- Born: Bei-lei Chow August 24, 1958 (age 68) Hong Kong
- Occupations: Actor, entrepreneur, kickboxer, martial artist
- Years active: 1984–present
- Style: Kickboxing
- Stance: Orthodox
- Trainer: Frank Lee
- Years active: 1977–1992, 2007

Kickboxing record
- Total: 53
- Wins: 45
- By knockout: 32
- Losses: 8

Chinese name
- Traditional Chinese: 週比利
- Simplified Chinese: 周比利

Standard Mandarin
- Hanyu Pinyin: Zhōu Bǐ Lì

Yue: Cantonese
- Jyutping: Zau1 Bei2 Lei6

= Billy Chow =

Hong Kong actor and kickboxer

Billy Chow Bei-lei (周比利; born August 24, 1958) is a Hong Kong-Canadian former professional kickboxer and actor. He competed in the Welterweight and Super Welterweight divisions from 1977 to 1992. He was the WKA Super Welterweight champion from 1984 to 1986, and retired with a professional record of 45-0-8.

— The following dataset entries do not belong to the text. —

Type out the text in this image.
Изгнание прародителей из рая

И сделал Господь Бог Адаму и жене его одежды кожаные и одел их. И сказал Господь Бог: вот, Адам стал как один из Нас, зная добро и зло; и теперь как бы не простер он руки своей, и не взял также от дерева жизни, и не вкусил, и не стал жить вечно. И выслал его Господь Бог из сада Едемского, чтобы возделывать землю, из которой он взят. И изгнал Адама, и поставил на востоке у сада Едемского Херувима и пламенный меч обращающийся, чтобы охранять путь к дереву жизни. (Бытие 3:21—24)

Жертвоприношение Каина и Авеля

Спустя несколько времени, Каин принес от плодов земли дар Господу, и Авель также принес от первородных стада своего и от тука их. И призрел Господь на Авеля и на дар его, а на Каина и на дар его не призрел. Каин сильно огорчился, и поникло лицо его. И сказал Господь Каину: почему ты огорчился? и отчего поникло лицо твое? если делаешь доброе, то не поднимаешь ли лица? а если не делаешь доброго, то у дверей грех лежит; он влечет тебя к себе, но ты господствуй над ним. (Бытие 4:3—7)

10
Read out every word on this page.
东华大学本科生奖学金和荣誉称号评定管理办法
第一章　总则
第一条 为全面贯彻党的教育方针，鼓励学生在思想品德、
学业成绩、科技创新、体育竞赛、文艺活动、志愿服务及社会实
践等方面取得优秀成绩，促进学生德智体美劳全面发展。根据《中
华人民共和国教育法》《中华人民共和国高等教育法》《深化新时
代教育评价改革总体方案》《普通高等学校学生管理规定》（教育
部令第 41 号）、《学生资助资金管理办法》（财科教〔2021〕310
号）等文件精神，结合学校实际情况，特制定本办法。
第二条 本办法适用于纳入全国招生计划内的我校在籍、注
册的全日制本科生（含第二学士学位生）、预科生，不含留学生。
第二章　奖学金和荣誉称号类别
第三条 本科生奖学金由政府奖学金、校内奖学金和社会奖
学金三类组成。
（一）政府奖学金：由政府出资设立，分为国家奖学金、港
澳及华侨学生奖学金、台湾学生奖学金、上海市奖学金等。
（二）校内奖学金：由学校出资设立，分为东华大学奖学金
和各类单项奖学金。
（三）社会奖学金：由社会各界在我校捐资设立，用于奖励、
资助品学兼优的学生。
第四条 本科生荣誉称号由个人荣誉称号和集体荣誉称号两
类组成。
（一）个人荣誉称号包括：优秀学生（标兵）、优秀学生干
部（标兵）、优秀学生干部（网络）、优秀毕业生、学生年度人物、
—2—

Chow is known to film audiences for his roles in several Hong Kong martial arts films, including as General Fujita in the 1994 Jet Li film Fist of Legend (1994), and Wong in the 1996 film Tai Chi Boxer (1996).

== Biography ==

=== Early life ===
Chow was born in Hong Kong in 1958, and was later raised in Calgary, Alberta, Canada and Hong Kong. He began training in martial arts, initially karate, at the age of 11. He was inspired by Bruce Lee's 1971 film The Big Boss. In 1976, he moved back to Canada for school, where he met Grandmaster Frank Lee in Edmonton, under whom he studied Tibetan White Crane kung fu, boxing, American kickboxing, and Muay Thai.

=== Kickboxing ===
Chow began competing professionally in 1977. In 1982, he won the Canadian Welterweight Championship. He was the WKA Super Welterweight Champion of the world from 1984 to 1986.

His final match was on November 20, 2007, in which he lost via decision to Akarn Sanehha of Thailand.

He currently trains fighters out of Billy's Gym in Hong Kong, and Frank Lee's Muay Thai in Edmonton.

=== Acting career ===
In the 1980s, Chow played an elite soldier in the 1987 film Eastern Condors alongside Sammo Hung, Yuen Biao and Yuen Woo-ping. Chow played thugs in two Jackie Chan movies: Dragons Forever in 1988, and Miracles in 1989.

In the 1990s, Chow had roles in three Jet Li movies: Fist of Legend in 1994 as General Fujita, Meltdown in 1995 as Kong, and Dr. Wai in "The Scripture with No Words" in 1996 as Chan / Japanese Embassy Guard. Chow played Jade Tiger's Brother in the 1995 film Iron Monkey 2 along with Donnie Yen. Chow played Wong, Great Kick of the North in the 1996 film Tai Chi Boxer along with Jacky Wu.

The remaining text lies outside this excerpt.